We don’t really know the terms of the agreement regarding what % Roku gets for signups via Roku, or for ads. But it’s clear that whatever happens, Roku wins if big franchise movies go directly to Roku on the same day as theaters for all of 2021 (did AT&T commit to that in writing? what if the box office gets revived by fall?) AT&T may lose big if this tactic means they can’t nurture new brands like Dune or revive dormant ones like Matrix without box office revenues.

nerdrage (profile) says:

corporate shenanigans

To summarize, AT&T couldn’t get Roku to stop playing hardball in negotiations so they sweetened the deal by throwing theaters under the bus an announcing their whole 2021 theatrical slate would go direct to streaming. Meaning, direct to Roku if HBO Max were on Roku.

That gives Roku the potential of a ton of new subscribers who Roku can then target with homepage ads for their free, ad-supported crap content. That was too juicy for Roku to resist. HBO Max and Roku win, moviemakers and theaters lose.

However AT&T may also lose. Who knows what the situation will be in fall 2021. If they scuttle Dune or a Matrix revival by sending them direct to HBO Max, and losing box office revenue, they are hurting themselves most of all.

I don’t think Roku lost at all. Roku is the only surefire winner in this.

Anonymous Coward says:

Re: corporate shenanigans

If they scuttle Dune or a Matrix revival by sending them direct to HBO Max, and losing box office revenue, they are hurting themselves most of all.

But how many years can they wait before getting any return of films already made. Box Office returns may take several years after covid restriction end to come back to previous levels, if ever. How many theatres will be permanently lost; (note the seat sale per year and therefore maximum box office per year, is limited by the number of theatres seats available.)

PaulT (profile) says:

Re: Re: corporate shenanigans

"But how many years can they wait before getting any return of films already made. Box Office returns may take several years after covid restriction end to come back to previous levels"

These are the important points. People aren’t going to swarm into cinemas in 2021 the same as they did in 2019, it will take time to recover. The smart money is currently on getting a somewhat crowded slate going so that the people who do want to return to cinemas week after week make up for those who simply won’t be comfortable enough to go back, or have got used enough to streaming that they won’t bother.

In the mean time, the studios are going to be less risk happy with the movies they are screening in cinemas. There will be huge competition, and they have hundreds of millions of dollars invested in some of these films already. These will often be tied to multiple investors, who at some point expect a return on their investment. So, they focus on the films they know they can make as guaranteed a return from as possible, while finding another way to recoup the films that aren’t as easy to guarantee.
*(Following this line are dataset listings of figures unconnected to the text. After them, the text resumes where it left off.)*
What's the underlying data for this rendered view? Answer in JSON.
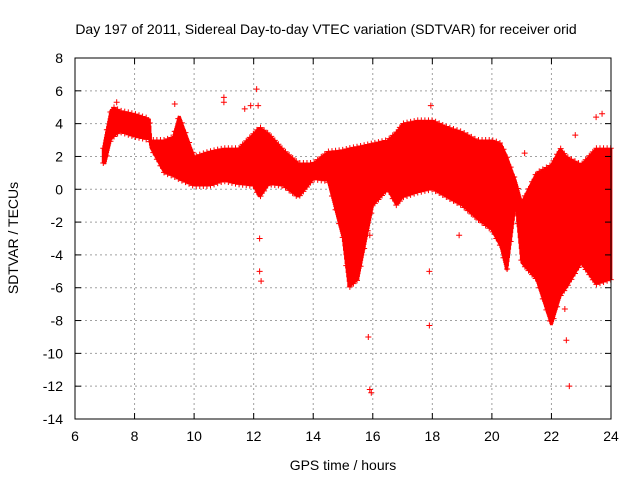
{
  "chart_data": {
    "type": "scatter",
    "title": "Day 197 of 2011, Sidereal Day-to-day VTEC variation (SDTVAR) for receiver orid",
    "xlabel": "GPS time / hours",
    "ylabel": "SDTVAR / TECUs",
    "xlim": [
      6,
      24
    ],
    "ylim": [
      -14,
      8
    ],
    "xticks": [
      6,
      8,
      10,
      12,
      14,
      16,
      18,
      20,
      22,
      24
    ],
    "yticks": [
      -14,
      -12,
      -10,
      -8,
      -6,
      -4,
      -2,
      0,
      2,
      4,
      6,
      8
    ],
    "grid": true,
    "marker": "+",
    "color": "#ff0000",
    "series": [
      {
        "name": "SDTVAR",
        "envelope": {
          "x": [
            6.95,
            7.0,
            7.2,
            7.3,
            7.5,
            8.0,
            8.5,
            8.55,
            9.0,
            9.3,
            9.5,
            10.0,
            10.5,
            11.0,
            11.5,
            12.0,
            12.2,
            12.5,
            13.0,
            13.5,
            14.0,
            14.5,
            15.0,
            15.2,
            15.5,
            16.0,
            16.5,
            16.8,
            17.0,
            17.5,
            18.0,
            18.5,
            19.0,
            19.5,
            20.0,
            20.3,
            20.5,
            20.8,
            21.0,
            21.5,
            22.0,
            22.3,
            22.5,
            23.0,
            23.5,
            24.0
          ],
          "upper": [
            2.5,
            3.0,
            4.8,
            5.0,
            4.8,
            4.6,
            4.3,
            3.0,
            3.0,
            3.2,
            4.5,
            2.0,
            2.3,
            2.5,
            2.5,
            3.4,
            3.8,
            3.4,
            2.4,
            1.6,
            1.6,
            2.3,
            2.4,
            2.5,
            2.6,
            2.8,
            3.0,
            3.5,
            4.0,
            4.2,
            4.2,
            3.8,
            3.5,
            3.0,
            3.0,
            2.8,
            2.0,
            0.5,
            -0.8,
            1.0,
            1.5,
            2.5,
            2.0,
            1.5,
            2.5,
            2.5
          ],
          "lower": [
            1.6,
            1.5,
            3.0,
            3.2,
            3.5,
            3.2,
            3.0,
            2.5,
            1.0,
            0.8,
            0.6,
            0.2,
            0.2,
            0.5,
            0.3,
            0.2,
            -0.5,
            0.3,
            0.2,
            -0.5,
            0.6,
            0.5,
            -3.0,
            -6.0,
            -5.5,
            -1.0,
            0.0,
            -1.0,
            -0.5,
            -0.2,
            0.0,
            -0.5,
            -1.0,
            -1.8,
            -2.5,
            -3.5,
            -5.0,
            -0.8,
            -4.5,
            -5.5,
            -8.3,
            -6.5,
            -6.0,
            -4.5,
            -5.8,
            -5.5
          ]
        },
        "outliers": {
          "x": [
            7.4,
            9.35,
            11.0,
            11.0,
            11.7,
            11.9,
            12.1,
            12.15,
            12.2,
            12.2,
            12.25,
            15.85,
            15.9,
            15.95,
            15.9,
            17.9,
            17.9,
            17.95,
            18.9,
            21.1,
            22.4,
            22.45,
            22.5,
            22.6,
            22.8,
            23.5,
            23.7
          ],
          "y": [
            5.3,
            5.2,
            5.6,
            5.3,
            4.9,
            5.1,
            6.1,
            5.1,
            -3.0,
            -5.0,
            -5.6,
            -9.0,
            -12.2,
            -12.4,
            -2.8,
            -5.0,
            -8.3,
            5.1,
            -2.8,
            2.2,
            -2.8,
            -7.3,
            -9.2,
            -12.0,
            3.3,
            4.4,
            4.6
          ]
        }
      }
    ]
  }
}
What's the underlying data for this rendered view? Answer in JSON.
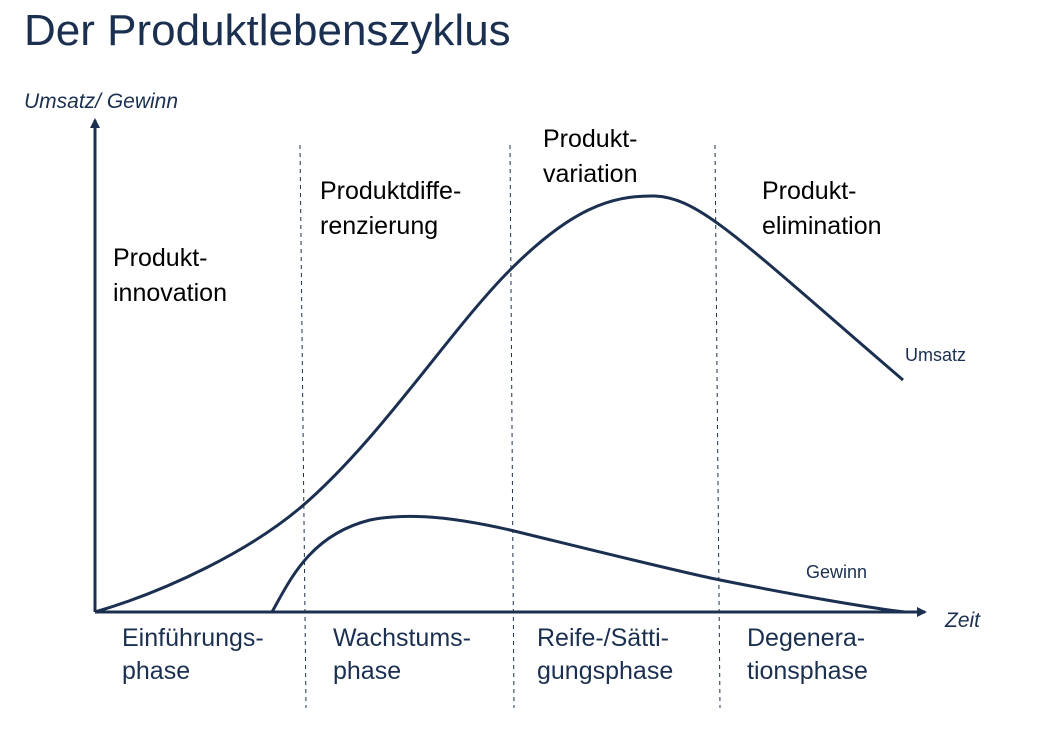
{
  "title": "Der Produktlebenszyklus",
  "y_axis_label": "Umsatz/ Gewinn",
  "x_axis_label": "Zeit",
  "curves": [
    {
      "label": "Umsatz"
    },
    {
      "label": "Gewinn"
    }
  ],
  "phases": [
    {
      "lines": [
        "Einführungs-",
        "phase"
      ],
      "strategy": [
        "Produkt-",
        "innovation"
      ]
    },
    {
      "lines": [
        "Wachstums-",
        "phase"
      ],
      "strategy": [
        "Produktdiffe-",
        "renzierung"
      ]
    },
    {
      "lines": [
        "Reife-/Sätti-",
        "gungsphase"
      ],
      "strategy": [
        "Produkt-",
        "variation"
      ]
    },
    {
      "lines": [
        "Degenera-",
        "tionsphase"
      ],
      "strategy": [
        "Produkt-",
        "elimination"
      ]
    }
  ]
}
So, you have Dune (a movie based on a book whose last theatrical adaptation flopped, from a director whose last movie was underwhelming financially) and Matrix 4 (a way overdue sequel in a series whose last 2 entries did well financially but pretty much everyone agrees sucked, from directors who haven’t had a proper hit movie since) going the least risky route.

I’ll say I am personally looking forward to Matrix 4 and especially Dune on a personal level and would have hoped they would have had the proper cinematic release, but I can understand their treatment from a purely business point of view from a studio who is already looking at having to compete with 2 years worth of expected blockbusters squeezed into a few months.

Anonymous Coward says:

the problem is ATT Is not used to competing with anyone in most markets,
theres maybe 1 isp and 1 cable company proving a deceny broadband service .
i think roku is a wiiner because it,ll attract more customers to its platform to watch big movies not released in cinema,s in 2021.
its used to getting politicans to support laws that limit any potential competition .
it reminds me of ibm in the 90,s , a gigantic company that finds it hard to
compete with smaller companys who are willing to innovate and provide new services to the public.